I want to say the drive to my next peak was right around the corner (and maybe it looked that way on the map) but it still took me about 30 minutes to get from the first hike to this one. I have passed the road I would use to take up to my next peak and I know hunter's use it during hunting season, as well as people who go up to Lake Constance to possibly fish (I saw tracks heading towards that direction). When I arrived and parked at my target destination, I threw on my Microspikes and headed up the road towards the summit.
Lake Constance Mountain is located in Piermont and Haverhill, New Hampshire (the actual summit is in Haverhill). There are various old logging roads that you can use, as well as a trail that I found out about after the fact (John Wolter Trail), that goes to the summit area of Lake Constance Mountain. There are views from the cabin just below the summit of Lake Constance Mountain.
I parked on the side of the road off of Route 25C and took this logging road/forest road up towards the summit of Lake Constance Mountain.
The views looking towards the summit of Lake Constance Mountain. It was around here that I turned onto an old logging road and began my climb to the summit.
I would use a few old logging cuts to head up to the summit of Lake Constance Mountain.
This little section of semi thick woods is roughly the high point of Lake Constance Mountain (elevation: 2053 feet).
The views from just below the summit of Lake Constance Mountain looking towards Piermont Mountain, with Smarts Mountain behind it.
The views from the hunters cabin below the summit of Lake Constance Mountain looking towards Mount Moosilauke, Mount Jeffers and Owls Head.
This is the little hunters cabin is just below the summit of Lake Constance Mountain.
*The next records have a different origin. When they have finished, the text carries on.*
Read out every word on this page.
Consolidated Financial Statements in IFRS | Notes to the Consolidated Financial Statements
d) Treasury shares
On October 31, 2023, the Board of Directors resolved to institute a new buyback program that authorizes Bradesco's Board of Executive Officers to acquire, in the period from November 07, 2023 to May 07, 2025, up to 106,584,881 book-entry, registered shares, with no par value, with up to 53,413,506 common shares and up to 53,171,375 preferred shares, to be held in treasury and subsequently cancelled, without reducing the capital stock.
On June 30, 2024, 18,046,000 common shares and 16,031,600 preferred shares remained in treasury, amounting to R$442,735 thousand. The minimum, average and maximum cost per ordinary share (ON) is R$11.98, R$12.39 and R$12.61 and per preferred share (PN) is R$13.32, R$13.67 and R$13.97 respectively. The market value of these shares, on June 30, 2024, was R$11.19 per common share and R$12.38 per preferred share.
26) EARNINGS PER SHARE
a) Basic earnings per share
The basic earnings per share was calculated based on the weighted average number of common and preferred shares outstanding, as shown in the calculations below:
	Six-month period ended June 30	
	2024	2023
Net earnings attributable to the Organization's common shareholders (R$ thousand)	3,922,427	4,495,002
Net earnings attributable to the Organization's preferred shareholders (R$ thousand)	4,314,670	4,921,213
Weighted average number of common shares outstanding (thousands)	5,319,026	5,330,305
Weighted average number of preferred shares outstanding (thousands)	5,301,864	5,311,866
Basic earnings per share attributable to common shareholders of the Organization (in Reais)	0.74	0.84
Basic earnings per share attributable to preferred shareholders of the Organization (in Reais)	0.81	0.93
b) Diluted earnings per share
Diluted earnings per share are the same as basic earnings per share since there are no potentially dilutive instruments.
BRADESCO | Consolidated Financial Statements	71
I followed the road from the summit of Lake Constance Mountain but unsure of where it went exactly, I ended up bushwhacking back down to almost where I first started heading up to the summit. Apparently there is a trail of some sort that comes up to the summit but I am not sure exactly where it originates from. I'll have to research this one so I can return here as it was a pleasant enough surprise with the views and relative ease of the hike. Indian Pond Mountain was a nice walk in the woods made better with the moose antler find on the way back to the car.